Я махнул рукой. Правду сказать, мой дорогой Читатель, я немного приукрасил факты, изобразив трех шкодливых пятиклашек как минимум матёрыми уголовниками. Да о чём бы я заявил в полицию? На меня напали и избили дети? Нет, ничего не украли, но сильно обидели. Меня бы подняли на смех. Я бы вообще промолчал об инциденте, если бы дочь одного из моих клиентов не нашла меня избитым у себя на лужайке.
Но я отвлёкся, мой читатель.
Сложно выбрать, с чего бы начать мемуары, когда почти вся жизнь однообразна, как сюжеты американских ситкомов. Но я, пожалуй, шагну на двадцать лет вперед и расскажу о том, что послужило завязкой моей истории. И началом моего Страшного Суда.
* * *
Честер «Змей Джейлбёрд» Турли был моим земляком. Так что неудивительно, что когда я уехал в Лондон и завел небольшой издательский бизнес, он первым делом заглянул ко мне.
— Так мол и так, — сказал, — мы должны держаться вместе и друг другу помогать. Ты ведь хороший редактор, а я тут закончил свою автобиографию. Очень интересная, почитай, — и сунул мне рукопись, навскидку страниц в двести. Издательство в тот момент как раз переживало кризис, и причин отказывать Змею у меня не было. А если бы даже и были — кому захочется спорить с человеком, у которого из-за пояса торчит Вальтер? Мы заключили договор, я получил небольшой аванс, и на том мы разошлись. Честное слово, мой дорогой Читатель, я и представить не мог, чем это обернётся.
Через полгода нас с Честером пригласили на одну из этих литературных вечеринок, которые часто устраивает зажравшаяся лондонская элита.

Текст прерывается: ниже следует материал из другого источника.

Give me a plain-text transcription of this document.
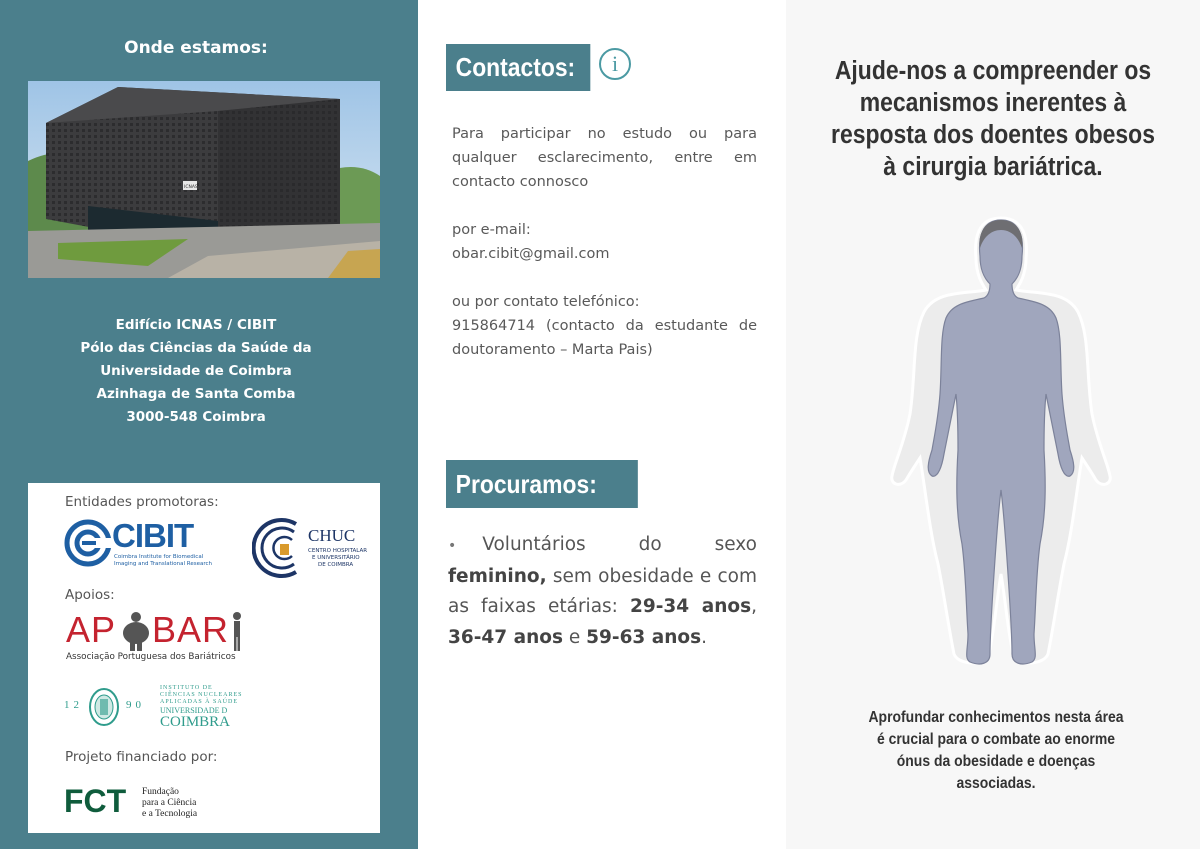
Onde estamos:
ICNAS
Edifício ICNAS / CIBIT
Pólo das Ciências da Saúde da
Universidade de Coimbra
Azinhaga de Santa Comba
3000-548 Coimbra
Entidades promotoras:
CIBIT
Coimbra Institute for Biomedical
Imaging and Translational Research
CHUC
CENTRO HOSPITALAR
E UNIVERSITÁRIO
DE COIMBRA
Apoios:
AP BAR
Associação Portuguesa dos Bariátricos
12	90
INSTITUTO DE
CIÊNCIAS NUCLEARES
APLICADAS À SAÚDE
UNIVERSIDADE D
COIMBRA
Projeto financiado por:
FCT Fundação
para a Ciência
e a Tecnologia
Contactos:	i
Para participar no estudo ou para qualquer esclarecimento, entre em contacto connosco
por e-mail:
obar.cibit@gmail.com
ou por contato telefónico:
915864714 (contacto da estudante de doutoramento – Marta Pais)
Procuramos:
• Voluntários do sexo feminino, sem obesidade e com as faixas etárias: 29-34 anos, 36-47 anos e 59-63 anos.
Ajude-nos a compreender os
mecanismos inerentes à
resposta dos doentes obesos
à cirurgia bariátrica.
Aprofundar conhecimentos nesta área
é crucial para o combate ao enorme
ónus da obesidade e doenças
associadas.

Это было отличным поводом устроить небольшую презентацию нашей книги «Тюремная пташка»*. Так я думал. Но окружающие явно не были в восторге от этого произведения, а Честер — от реакции окружающих.
— Я бы на его месте постеснялся даже появляться на подобных мероприятиях, — шепнул мне кто-то из моих коллег-издателей, кивая на Змея. — Единственное, что я почерпнул из его книги, так это то, что автор страдает явной графоманией. А финал настолько банален…
Закончить мой собеседник не успел, так как пуля, выпущенная из Вальтера, угодила ему прям промеж глаз. И ещё одна. И ещё.
— А такой финал не банален? — прорычал Честер, опуская пушку. О чем я в тот момент подумал? Ну, первым делом я пожалел, что не заметил оружия раньше. Вторым, смекнул, что это событие обязательно попадёт во все газеты и сделает книге неплохую рекламу. И в конце концов порадовался тому, что удача, похоже, всё-таки решила обратить на меня свой взор.
Дождавшись, когда бешеная толпа покинет зал, я допил свою содовую, встал и направился в издательство, где меня ждала сотня экземпляров романа «Тюремная пташка».
По пятнадцать фунтов каждый.
* * *
Я не учел, однако, маленькой, но важной детали. На большие деньги мигом слетаются дальние и близкие родственники, даже если это не твоя родня. Сыновья змея — Джереми и Честер Младший — нагрянули ко мне спустя пару недель после произошедшего. И весьма доступно объяснили, что нехорошо мне было присваивать себе деньги их любимого папаши.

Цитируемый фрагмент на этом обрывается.